What do you mean, ice skating isn’t a traditional British pastime? In Victorian times, the Thames would freeze over so solidly that Londoners would hold Frost Fairs on the ice. The magic of skating with historic London as a backdrop is recreated at landmark venues such as the Tower of London, the Natural History Museum, Somerset House and Hampton Court Palace.
The Queen’s Speech
Rudyard Kipling wrote the first Christmas message for King George V to deliver to the nation over the radio in 1932. Every year since then (except in 1969), the nation has stopped for a short while to hear the monarch speak of that year’s tumultuous events, and to offer hope and comfort for the future. To get you in the mood, visit some of London’s royal sites: from Westminster Abbey, where kings and queens are married and crowned; through Windsor Castle and Buckingham Palace, where they reside; to the Tower of London, where some royals have met their bitter end.
Are you haunted by the Ghost of Christmas Present? This is the terrifying spectre of seeing your loved ones force a brave smile when the gifts they unwrap don’t match their expectations. Christmas shopping is an annual ritual that some adore and others fear. Yet in London you’ll be spoiled for choice.

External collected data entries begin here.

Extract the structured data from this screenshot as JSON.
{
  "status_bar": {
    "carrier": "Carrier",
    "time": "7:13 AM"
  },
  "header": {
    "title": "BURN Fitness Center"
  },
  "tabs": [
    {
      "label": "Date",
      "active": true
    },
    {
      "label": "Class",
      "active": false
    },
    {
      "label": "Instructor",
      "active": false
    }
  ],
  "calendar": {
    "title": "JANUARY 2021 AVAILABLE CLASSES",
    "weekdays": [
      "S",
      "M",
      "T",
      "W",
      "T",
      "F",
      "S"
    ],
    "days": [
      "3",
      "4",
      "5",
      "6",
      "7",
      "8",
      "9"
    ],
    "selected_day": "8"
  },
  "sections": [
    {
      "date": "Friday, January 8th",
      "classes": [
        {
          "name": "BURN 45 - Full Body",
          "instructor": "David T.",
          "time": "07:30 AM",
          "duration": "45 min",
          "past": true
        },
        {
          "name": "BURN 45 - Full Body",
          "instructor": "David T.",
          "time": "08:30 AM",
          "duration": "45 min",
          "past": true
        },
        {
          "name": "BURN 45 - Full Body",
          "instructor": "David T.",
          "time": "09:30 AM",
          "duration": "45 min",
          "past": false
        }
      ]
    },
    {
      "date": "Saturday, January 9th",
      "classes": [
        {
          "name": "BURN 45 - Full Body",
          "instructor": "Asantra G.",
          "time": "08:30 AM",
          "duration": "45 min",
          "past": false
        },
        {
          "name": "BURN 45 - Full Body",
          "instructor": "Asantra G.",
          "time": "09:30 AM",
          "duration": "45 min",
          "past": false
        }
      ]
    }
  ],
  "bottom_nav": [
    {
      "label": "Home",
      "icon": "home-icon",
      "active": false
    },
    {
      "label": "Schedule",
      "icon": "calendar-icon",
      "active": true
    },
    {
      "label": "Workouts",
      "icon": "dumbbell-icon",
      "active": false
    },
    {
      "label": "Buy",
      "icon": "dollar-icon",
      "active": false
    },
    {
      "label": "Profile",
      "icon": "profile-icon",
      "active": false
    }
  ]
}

Hamleys is the world’s finest shop for children’s toys, and you’ll find huge pop-up Christmas markets at Winter Wonderland in Hyde Park (to 1 Jan), and the Southbank Wintertime Festival along the South Bank. Large stores on Oxford Street, including Selfridges, have large Christmas departments.
The Xbox and PlayStation may have taken over in recent years, but the family board game is one Christmas tradition that will never die out. In fact, board games have received a new lease of life among London’s hipsters: for proof, head to Draughts in Hackney, which styles itself as "London’s first board game café." The Loading bars in Dalston and Stratford have more than 100 games, while you’ll find trendy pubs with a small selection of board games: in Soho, enjoy a Sunday roast followed by a board game or two at The Crown and Two Chairmen on Dean Street.
Mince pies used to be made with actual meat (hence the name), but nowadays they’re filled instead with raisins, currants and spices. You’ll find them added to the menus of many London cafés over the Christmas period, often served with cream or brandy butter. Some of the best places to buy them include branches of Konditor & Cook, St John’s Bakery on Ropewalk in London Bridge, and Holborn Dining Room and Delicatessen on High Holborn. And, of course, Fortnum & Mason and Harrods are filled with festive delicacies.
There’s nothing like a good mulled wine to warm the cockles of your heart on a cold December day. You won’t have to look hard for it; many pubs place a steaming vat of the moreish concoction on their bars in the run-up to Christmas. Made by heating red wine with spices such as cinnamon, cloves and nutmeg, mulled wine was first introduced to Britain by the Romans. A version known as ‘Smoking Bishop’ appears in Dickens’ A Christmas Carol.